Sono contento di essere qua, molto contento” esordisce così Stefano Pioli.

Il primo approccio con i ragazzi viola…

“Voglio sentirmi come il miglior allenatore per questi ragazzi. Ci sono tutte le condizioni per fare un grandissimo lavoro e ho visto giocatori entusiasti.”

Perché Firenze?

“Perché me la sento dentro, ci sono legato sotto ogni punto di vista. Non ho avuto nessun dubbio nel tornare qui. Ora saranno importanti queste tre settimane e dopo le amichevoli in Inghilterra mi sarò fatto un’idea più precisa.”

Su giocatori e obiettivi..

“Devo conoscere i giocatori e mettere uno stile di gioco in campo. Non ho ancora fatto delle scelte. Che obiettivi abbiamo? Vogliamo alzare il livello, essere protagonisti in ogni competizione e possibilmente tornare in Champions”

A riguardo di Kean

“Ho parlato con Moise, non so quanto possa aver inciso. Lui si trova molto bene qui in un club che gli ha dato fiducia. E’ un giocatore molto forte.”

Le motivazioni

“I nostri tifosi vogliono vedere una squadra che giochi a calcio in maniera propositiva e andiamo in quella direzione: Ho voglia di sfidarmi altrimenti sarei andato in altre direzioni”

Sulla tattica

“Non credo si debba parlare di sistemi di gioco. Difesa a 3 o a 4 sono solo numeri. Per il centrocampo devo capire bene ancora cosa ho in mano per poi andare a integrare”
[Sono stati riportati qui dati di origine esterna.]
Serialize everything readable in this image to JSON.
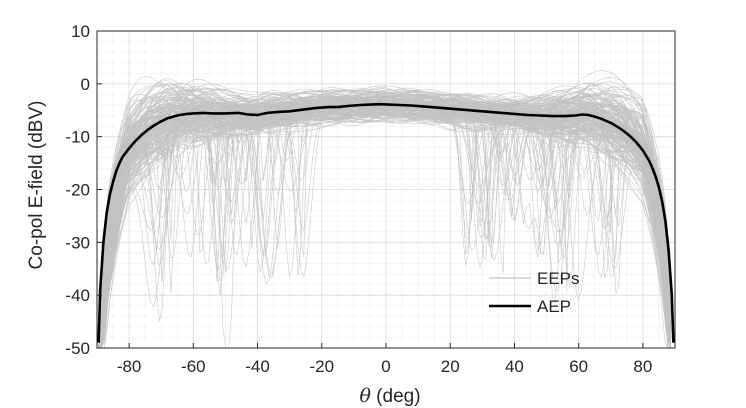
{
  "chart_data": {
    "type": "line",
    "title": "",
    "xlabel_symbol": "θ",
    "xlabel_rest": " (deg)",
    "ylabel": "Co-pol E-field (dBV)",
    "xlim": [
      -90,
      90
    ],
    "ylim": [
      -50,
      10
    ],
    "x_ticks": [
      -80,
      -60,
      -40,
      -20,
      0,
      20,
      40,
      60,
      80
    ],
    "y_ticks": [
      10,
      0,
      -10,
      -20,
      -30,
      -40,
      -50
    ],
    "x_minor_step": 5,
    "y_minor_step": 2,
    "grid": true,
    "legend_position": "bottom-right",
    "series": [
      {
        "name": "EEPs",
        "color": "#c2c2c2",
        "count": 200,
        "description_envelope_upper_db": 3,
        "description_envelope_lower_db": -50
      },
      {
        "name": "AEP",
        "color": "#000000",
        "x": [
          -89.5,
          -89,
          -88,
          -87,
          -86,
          -85,
          -84,
          -83,
          -82,
          -80,
          -78,
          -76,
          -74,
          -72,
          -70,
          -68,
          -65,
          -62,
          -60,
          -57,
          -54,
          -50,
          -46,
          -43,
          -40,
          -37,
          -33,
          -30,
          -26,
          -22,
          -18,
          -15,
          -12,
          -8,
          -4,
          -2,
          0,
          4,
          8,
          12,
          16,
          20,
          24,
          28,
          32,
          36,
          40,
          44,
          48,
          52,
          56,
          59,
          61,
          63,
          65,
          67,
          70,
          72,
          74,
          76,
          78,
          80,
          82,
          83,
          84,
          85,
          86,
          87,
          88,
          89,
          89.5
        ],
        "y": [
          -49,
          -39,
          -30,
          -24.5,
          -21,
          -18.5,
          -16.5,
          -15,
          -13.8,
          -12.2,
          -10.8,
          -9.6,
          -8.6,
          -7.8,
          -7.1,
          -6.5,
          -6.0,
          -5.7,
          -5.6,
          -5.5,
          -5.6,
          -5.6,
          -5.5,
          -5.8,
          -5.9,
          -5.5,
          -5.3,
          -5.2,
          -4.9,
          -4.6,
          -4.4,
          -4.4,
          -4.2,
          -4.0,
          -3.9,
          -3.85,
          -3.9,
          -4.0,
          -4.1,
          -4.3,
          -4.5,
          -4.7,
          -4.9,
          -5.1,
          -5.3,
          -5.5,
          -5.7,
          -5.9,
          -6.0,
          -6.1,
          -6.1,
          -6.0,
          -5.8,
          -5.9,
          -6.2,
          -6.6,
          -7.4,
          -8.1,
          -8.9,
          -9.9,
          -11.1,
          -12.6,
          -14.6,
          -16.0,
          -17.6,
          -19.6,
          -22.3,
          -26.0,
          -31.5,
          -40.0,
          -49.0
        ]
      }
    ]
  }
}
La convivenza di Kean, con Dzeko e Gudmundsson

“Abbiamo una squadra che può essere imprevedibile, possono giocare insieme. Più giocatori di qualità abbiamo in campo e più possibiliotà abbiamo di vincere

Fazzini e Gudmundsson

“Gudmundsson è un giocatore intelligente, che vuole sempre gestire la palla. Se un giocatore è “anarchico” perchè ci vuole dare soluzioni davanti, ben venga. fazzini? Ha qualità e si può adattare. Di certo ho ancora bisogno di tempo per capire tutte le situazioni”

Su Dzeko

“Mi è bastata una videochiamata con Goretti, Ferrari e Pradè per dire sì. Quando a Milano non c’era la certezza di tenere Ibrahimovic avevo chiesto Edin. Per me è quindi un giocatore di spessore”

Su Commisso

“Ci siamo sentiti diverse volte e siamo d’accordo su tutto. Lui ha investito tanto su me facendomi un contratto lungo e io ho investito sulla Fiorentina. L’obiettivo è quindi di cercare di arrivare dove non siamo riusciti in passato. Commisso è una persona molto diretta e chiara, il rapporto è iniziato benissimo”

Sull’Arabia e su Firenze

“Potevo rimanere lì e diventare uno degli allenatori più pagati, ma qui ci sono i migliori allenatori e volevo esserci anche io. Firenze? Aspettavo solo la sua chiamata. Sono orgoglioso di essere qui e non mi sono mai sentito così preparato.

Su Dodò

“E’ bravissimo e simpaticissimo, è molto dentro al gruppo. Vorrei che facesse tanti gol oltre che tanti assist. Ci puntiamo molto, è uno dei pochi che poteva reggere la gamba di Leao”

Quindi sul mercato

“Fazzini e Viti li abbiamo condivisi. E’ importante avere una base di giocatori italiani che conoscono bene l’ambiente. E loro poi possono alzare il livello. Sottil? Lo valuterò fino in Inghilterra.”

Sulla scelta del capitano

“Ho parlato con Luca Ranieri e gli ho chiesto se si sente di reggere il peso che fu del mio capitano (Davide Astori, ndr) e lui si è detto motivato a convinto.

Sulla Curva Fiesole

“Alla Curva prometto che daremo il massimo ogni giorno. I nostri tifosi sono puri ed hanno una passione incredibile, io li conosco. Soffriremo insieme, lotteremo insieme, il loro apporto sarà fondamentale.

Su Beltran

“E’ un bravo ragazzo, ma non voglio fare una squadra di bravi ragazzi ma di giocatori che ci facciano vincere. Devo valutarlo, vedremo”

Sulla Conference

“Vogliamo arrivare in fondo, anche se nel turno preliminare troveremo squadre più avanti con la preparazione. Ma questo non ci deve condizionare”

Su Astori

“C’è sempre con me, non ho mai smesso di sentirlo”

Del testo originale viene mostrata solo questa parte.